Urgensi Cinta
26 May 2023
Cinta seharusnya tidak hanya sesuai dengan tuntutan syariat, tapi juga sesuai dengan tuntutan akal sehat, karena cinta sendiri sebagai nyawa dalam kehidupan. Tanpa cinta, agama justru akan menjelma sebagai drakula. Saban hari, agama hanya memproduksi dan mempertontonkan kekerasan, sekaligus memberangus kemanusiaan. Padahal, agama hadir untuk menjaga dan merawat kemanusiaan.
Bayangkan, tanpa diresapi cinta, kita tak bisa menikmati
ibadah yang kita jalani.
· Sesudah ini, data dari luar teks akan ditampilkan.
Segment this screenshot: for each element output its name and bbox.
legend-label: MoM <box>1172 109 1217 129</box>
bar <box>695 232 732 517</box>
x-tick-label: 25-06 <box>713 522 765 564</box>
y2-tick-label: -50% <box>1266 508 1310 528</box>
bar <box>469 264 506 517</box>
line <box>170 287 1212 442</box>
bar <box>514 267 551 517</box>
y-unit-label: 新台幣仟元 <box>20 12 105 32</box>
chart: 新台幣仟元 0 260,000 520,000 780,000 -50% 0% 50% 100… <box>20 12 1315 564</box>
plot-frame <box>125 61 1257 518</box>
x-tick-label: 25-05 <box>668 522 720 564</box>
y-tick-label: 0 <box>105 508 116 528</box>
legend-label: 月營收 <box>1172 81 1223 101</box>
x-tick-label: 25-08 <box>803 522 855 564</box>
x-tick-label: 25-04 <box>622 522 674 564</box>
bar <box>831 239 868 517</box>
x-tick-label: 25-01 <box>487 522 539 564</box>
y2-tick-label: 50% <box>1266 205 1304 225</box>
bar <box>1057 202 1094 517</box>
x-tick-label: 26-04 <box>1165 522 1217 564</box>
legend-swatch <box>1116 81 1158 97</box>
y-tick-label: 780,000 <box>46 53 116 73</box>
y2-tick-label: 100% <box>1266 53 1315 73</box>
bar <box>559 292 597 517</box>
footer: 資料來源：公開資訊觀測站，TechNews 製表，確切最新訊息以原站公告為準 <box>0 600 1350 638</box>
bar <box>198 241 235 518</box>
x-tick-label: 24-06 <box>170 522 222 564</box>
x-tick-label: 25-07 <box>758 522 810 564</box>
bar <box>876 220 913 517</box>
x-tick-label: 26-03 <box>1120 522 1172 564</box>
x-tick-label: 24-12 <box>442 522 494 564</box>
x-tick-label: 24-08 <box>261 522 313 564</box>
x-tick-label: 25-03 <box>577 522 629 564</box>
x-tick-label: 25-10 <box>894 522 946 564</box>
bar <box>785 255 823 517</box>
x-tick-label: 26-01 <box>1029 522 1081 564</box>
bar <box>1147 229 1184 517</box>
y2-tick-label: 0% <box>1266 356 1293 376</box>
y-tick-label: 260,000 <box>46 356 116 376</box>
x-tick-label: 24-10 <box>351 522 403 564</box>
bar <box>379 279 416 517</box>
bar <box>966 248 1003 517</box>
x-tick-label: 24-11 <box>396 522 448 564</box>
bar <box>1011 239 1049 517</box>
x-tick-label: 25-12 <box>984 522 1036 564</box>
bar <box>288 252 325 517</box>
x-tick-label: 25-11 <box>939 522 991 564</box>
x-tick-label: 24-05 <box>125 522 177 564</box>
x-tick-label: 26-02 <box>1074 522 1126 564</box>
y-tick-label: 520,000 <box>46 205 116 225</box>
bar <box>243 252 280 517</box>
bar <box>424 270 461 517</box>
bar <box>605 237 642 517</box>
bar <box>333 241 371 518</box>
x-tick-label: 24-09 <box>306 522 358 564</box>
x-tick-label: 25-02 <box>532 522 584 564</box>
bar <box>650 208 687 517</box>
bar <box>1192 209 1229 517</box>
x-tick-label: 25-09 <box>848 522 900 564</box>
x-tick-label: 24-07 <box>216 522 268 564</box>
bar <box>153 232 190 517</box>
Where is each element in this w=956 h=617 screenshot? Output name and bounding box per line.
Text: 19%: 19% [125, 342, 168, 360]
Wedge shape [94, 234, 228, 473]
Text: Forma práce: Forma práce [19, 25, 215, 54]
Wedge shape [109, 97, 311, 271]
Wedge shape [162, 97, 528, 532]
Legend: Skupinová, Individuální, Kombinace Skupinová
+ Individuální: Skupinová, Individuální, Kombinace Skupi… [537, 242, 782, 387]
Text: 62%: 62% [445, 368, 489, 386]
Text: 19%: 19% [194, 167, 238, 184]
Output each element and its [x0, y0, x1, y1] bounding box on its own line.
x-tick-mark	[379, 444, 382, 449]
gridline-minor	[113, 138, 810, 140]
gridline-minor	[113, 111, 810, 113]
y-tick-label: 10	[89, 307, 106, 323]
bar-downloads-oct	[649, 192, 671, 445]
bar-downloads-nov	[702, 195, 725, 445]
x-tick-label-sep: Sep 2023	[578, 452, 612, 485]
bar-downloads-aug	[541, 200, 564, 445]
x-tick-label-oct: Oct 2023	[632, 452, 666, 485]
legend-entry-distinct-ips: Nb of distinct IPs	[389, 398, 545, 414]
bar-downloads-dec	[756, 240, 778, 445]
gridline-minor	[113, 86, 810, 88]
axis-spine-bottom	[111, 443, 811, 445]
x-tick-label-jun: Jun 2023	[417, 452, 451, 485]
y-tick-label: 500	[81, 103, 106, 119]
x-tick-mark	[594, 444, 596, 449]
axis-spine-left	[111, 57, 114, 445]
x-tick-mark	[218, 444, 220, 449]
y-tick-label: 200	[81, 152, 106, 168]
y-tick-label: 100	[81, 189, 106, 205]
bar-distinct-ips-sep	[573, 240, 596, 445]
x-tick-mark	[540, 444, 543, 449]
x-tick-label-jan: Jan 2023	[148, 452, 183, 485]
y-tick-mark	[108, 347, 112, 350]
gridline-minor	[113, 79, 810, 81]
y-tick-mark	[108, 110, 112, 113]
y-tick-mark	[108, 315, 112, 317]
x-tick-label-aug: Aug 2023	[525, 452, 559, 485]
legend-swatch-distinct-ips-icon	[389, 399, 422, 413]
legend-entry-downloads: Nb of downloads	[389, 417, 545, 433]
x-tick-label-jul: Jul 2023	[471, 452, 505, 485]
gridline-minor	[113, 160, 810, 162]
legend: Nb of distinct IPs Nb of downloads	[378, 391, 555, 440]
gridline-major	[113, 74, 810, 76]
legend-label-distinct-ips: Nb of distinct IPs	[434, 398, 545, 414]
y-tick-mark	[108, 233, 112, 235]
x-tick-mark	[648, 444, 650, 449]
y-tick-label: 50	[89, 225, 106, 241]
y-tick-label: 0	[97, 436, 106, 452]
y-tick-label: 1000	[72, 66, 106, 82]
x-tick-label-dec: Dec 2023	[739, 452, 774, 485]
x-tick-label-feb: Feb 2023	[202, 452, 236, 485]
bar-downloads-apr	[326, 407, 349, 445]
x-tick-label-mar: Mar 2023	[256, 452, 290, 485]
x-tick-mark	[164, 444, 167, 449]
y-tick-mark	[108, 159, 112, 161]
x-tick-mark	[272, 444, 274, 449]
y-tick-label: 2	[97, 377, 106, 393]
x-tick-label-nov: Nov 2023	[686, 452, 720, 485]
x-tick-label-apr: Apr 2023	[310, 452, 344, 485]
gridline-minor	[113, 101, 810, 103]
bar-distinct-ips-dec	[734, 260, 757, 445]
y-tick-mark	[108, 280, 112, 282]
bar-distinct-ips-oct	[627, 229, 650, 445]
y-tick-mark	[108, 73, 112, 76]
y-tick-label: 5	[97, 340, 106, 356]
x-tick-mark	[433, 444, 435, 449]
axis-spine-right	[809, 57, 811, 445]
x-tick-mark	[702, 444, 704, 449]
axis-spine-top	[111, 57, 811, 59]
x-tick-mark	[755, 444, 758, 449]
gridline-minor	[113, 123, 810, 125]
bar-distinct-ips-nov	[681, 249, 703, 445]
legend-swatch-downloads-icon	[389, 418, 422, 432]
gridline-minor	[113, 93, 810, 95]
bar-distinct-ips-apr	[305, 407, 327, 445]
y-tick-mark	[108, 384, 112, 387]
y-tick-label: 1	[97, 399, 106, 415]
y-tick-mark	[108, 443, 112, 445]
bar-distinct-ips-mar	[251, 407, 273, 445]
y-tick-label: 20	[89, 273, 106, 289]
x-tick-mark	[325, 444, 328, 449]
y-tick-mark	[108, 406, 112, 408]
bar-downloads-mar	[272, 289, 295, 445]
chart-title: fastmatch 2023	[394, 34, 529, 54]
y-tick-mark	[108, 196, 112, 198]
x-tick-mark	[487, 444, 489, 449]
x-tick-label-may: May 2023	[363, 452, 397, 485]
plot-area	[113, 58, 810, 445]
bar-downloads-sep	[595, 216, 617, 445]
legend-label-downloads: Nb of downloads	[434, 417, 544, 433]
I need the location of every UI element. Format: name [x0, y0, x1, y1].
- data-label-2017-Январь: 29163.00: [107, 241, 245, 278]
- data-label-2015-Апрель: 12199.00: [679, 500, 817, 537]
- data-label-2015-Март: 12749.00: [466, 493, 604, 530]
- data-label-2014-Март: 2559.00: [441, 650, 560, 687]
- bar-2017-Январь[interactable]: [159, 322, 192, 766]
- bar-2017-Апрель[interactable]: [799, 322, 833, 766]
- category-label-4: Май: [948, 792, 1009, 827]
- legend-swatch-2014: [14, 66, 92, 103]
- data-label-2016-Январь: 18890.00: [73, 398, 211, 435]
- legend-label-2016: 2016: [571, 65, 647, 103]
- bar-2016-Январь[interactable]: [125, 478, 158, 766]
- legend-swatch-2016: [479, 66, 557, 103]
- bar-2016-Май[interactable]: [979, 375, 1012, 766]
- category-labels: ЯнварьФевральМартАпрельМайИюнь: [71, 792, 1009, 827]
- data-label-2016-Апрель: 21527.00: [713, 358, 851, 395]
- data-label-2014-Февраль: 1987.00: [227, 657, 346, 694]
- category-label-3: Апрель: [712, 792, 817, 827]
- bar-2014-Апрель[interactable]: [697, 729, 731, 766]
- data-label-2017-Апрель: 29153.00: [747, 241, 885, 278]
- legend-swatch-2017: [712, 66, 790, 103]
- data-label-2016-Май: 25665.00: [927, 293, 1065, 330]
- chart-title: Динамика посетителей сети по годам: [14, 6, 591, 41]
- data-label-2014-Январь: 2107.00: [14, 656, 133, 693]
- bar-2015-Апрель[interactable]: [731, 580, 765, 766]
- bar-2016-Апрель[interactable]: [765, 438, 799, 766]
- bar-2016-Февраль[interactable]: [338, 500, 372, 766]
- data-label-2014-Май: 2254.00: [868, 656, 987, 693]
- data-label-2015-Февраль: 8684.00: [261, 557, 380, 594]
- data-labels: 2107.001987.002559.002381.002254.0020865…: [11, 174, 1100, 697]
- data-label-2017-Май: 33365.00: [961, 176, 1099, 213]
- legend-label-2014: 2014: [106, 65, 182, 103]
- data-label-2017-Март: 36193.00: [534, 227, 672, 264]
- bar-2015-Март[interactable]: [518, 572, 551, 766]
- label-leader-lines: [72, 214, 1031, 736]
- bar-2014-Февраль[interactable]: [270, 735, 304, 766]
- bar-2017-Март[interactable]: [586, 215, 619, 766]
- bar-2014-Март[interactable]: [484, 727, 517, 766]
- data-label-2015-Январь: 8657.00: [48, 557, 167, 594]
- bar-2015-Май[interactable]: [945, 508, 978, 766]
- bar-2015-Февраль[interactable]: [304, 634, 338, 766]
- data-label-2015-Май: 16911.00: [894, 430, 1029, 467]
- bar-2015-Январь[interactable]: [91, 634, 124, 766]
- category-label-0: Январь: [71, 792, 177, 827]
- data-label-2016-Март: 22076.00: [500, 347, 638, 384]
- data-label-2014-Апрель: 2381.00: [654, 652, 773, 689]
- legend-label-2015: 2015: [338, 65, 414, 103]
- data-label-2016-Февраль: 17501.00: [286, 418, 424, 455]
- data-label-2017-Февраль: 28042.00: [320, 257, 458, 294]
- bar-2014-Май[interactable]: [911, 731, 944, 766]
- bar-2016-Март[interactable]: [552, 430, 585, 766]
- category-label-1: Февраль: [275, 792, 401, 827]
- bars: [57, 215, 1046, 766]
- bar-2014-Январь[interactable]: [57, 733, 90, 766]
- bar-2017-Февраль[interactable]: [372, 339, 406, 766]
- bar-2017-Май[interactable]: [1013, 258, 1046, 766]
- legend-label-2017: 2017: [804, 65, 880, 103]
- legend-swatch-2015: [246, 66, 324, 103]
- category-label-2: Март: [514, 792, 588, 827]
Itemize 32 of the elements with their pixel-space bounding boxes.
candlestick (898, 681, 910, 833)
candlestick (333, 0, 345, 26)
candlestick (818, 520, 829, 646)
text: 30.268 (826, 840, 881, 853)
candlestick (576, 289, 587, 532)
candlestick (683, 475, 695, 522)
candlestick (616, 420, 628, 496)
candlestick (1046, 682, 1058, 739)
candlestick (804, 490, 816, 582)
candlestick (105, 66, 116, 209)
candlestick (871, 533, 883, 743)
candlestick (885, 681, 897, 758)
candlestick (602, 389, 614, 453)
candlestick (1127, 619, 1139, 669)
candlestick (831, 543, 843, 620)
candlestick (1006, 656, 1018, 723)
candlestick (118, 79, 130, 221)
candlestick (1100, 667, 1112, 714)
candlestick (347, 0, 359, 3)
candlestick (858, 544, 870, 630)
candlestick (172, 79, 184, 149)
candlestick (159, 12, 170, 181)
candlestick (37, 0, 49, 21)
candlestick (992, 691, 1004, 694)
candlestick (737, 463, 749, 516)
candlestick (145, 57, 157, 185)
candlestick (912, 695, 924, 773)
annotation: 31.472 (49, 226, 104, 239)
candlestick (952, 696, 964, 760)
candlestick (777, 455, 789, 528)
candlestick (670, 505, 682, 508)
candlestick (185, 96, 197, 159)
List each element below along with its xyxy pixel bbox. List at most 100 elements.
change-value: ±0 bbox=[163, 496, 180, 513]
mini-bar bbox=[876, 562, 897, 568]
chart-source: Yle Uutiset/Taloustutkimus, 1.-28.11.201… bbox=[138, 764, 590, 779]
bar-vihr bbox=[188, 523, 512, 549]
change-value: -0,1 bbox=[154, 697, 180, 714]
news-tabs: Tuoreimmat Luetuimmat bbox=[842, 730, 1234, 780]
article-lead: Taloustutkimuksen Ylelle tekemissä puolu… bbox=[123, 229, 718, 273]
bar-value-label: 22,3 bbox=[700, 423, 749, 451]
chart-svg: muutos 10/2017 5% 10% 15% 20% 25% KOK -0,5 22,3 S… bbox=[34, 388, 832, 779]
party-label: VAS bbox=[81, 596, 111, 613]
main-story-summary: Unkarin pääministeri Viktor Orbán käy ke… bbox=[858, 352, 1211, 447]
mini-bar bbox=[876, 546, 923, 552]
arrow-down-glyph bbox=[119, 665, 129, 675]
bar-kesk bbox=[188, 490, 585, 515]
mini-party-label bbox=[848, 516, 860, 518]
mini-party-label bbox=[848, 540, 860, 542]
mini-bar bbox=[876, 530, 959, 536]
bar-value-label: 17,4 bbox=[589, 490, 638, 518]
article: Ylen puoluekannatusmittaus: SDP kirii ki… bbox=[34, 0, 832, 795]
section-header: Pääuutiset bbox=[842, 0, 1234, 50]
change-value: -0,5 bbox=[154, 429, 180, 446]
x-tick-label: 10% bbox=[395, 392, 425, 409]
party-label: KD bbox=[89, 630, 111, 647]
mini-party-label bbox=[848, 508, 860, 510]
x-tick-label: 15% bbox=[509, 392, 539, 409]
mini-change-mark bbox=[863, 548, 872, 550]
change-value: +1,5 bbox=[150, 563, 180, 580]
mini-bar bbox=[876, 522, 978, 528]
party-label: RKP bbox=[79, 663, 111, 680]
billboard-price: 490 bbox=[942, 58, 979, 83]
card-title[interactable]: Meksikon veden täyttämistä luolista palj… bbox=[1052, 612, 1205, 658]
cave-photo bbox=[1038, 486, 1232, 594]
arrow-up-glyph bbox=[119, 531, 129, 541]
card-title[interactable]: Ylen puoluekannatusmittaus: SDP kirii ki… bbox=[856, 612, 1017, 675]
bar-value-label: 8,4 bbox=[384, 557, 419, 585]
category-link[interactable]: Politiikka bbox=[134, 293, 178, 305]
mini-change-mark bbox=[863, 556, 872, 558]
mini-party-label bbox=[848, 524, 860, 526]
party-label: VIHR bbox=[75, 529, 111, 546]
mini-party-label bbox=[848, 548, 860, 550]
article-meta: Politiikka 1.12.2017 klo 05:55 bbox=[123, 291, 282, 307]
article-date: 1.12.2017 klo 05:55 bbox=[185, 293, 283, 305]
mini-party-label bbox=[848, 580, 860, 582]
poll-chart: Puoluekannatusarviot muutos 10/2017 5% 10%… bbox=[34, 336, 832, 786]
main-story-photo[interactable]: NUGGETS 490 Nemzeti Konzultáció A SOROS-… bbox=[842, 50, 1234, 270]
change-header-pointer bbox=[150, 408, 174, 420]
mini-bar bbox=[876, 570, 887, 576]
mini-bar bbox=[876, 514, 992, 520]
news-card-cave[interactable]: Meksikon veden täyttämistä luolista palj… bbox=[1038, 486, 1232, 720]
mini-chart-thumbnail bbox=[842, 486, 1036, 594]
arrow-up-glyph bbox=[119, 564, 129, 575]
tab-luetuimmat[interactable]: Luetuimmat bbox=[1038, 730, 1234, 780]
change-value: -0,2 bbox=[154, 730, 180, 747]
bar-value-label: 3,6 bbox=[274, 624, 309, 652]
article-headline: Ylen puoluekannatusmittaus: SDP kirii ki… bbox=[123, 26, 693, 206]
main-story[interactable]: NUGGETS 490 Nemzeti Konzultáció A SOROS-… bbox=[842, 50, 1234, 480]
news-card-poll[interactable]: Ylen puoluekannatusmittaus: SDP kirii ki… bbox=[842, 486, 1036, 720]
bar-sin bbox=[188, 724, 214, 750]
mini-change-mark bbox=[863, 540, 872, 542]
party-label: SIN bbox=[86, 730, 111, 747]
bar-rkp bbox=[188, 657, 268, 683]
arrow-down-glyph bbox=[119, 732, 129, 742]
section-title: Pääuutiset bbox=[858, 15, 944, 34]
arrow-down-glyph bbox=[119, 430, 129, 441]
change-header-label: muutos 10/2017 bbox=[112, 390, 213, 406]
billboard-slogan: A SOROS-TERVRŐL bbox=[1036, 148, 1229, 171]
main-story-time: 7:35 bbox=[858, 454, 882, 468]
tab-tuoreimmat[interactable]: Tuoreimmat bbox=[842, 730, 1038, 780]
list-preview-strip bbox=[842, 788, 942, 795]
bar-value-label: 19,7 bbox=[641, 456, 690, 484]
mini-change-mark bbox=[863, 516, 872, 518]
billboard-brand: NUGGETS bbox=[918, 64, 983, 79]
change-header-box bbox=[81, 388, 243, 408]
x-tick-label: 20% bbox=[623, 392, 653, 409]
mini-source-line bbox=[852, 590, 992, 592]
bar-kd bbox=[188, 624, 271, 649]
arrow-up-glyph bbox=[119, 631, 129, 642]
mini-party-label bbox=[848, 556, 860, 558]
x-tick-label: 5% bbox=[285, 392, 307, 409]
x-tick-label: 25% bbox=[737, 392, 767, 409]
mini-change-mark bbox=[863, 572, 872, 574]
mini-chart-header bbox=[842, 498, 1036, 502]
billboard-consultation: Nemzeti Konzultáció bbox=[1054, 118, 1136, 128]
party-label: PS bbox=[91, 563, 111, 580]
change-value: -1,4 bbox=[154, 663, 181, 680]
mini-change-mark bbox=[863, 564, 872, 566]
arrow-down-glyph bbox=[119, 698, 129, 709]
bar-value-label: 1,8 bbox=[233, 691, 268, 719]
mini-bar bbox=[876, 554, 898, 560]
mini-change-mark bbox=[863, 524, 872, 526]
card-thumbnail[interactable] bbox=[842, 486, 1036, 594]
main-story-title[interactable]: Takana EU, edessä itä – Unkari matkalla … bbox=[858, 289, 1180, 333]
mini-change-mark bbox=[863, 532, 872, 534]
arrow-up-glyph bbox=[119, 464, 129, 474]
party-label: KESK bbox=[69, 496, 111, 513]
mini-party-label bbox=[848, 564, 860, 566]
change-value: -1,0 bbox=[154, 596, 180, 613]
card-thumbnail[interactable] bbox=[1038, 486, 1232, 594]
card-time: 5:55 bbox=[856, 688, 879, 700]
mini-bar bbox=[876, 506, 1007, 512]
Ibadah akan terasa garing, hampa, dan tak meninggalkan
kebahagiaan hingga ke relung hati. Pada akhirnya, tanpa cinta, agama menjelma
sebagai kumpulan dogma dan seremonial semata.
Islam—sendiri—mengajarkan cinta pada Allah. Semakin kuat cinta kita pada Allah, maka semakin besar pula volume kebahagiaan yang akan kita rasakan. Sejak dahulu, secara primordial, jiwa manusia condong mencintai Allah. Hanya ketika terdampar di bumi, manusia mulai tertarik oleh bermacam pesona duniawi.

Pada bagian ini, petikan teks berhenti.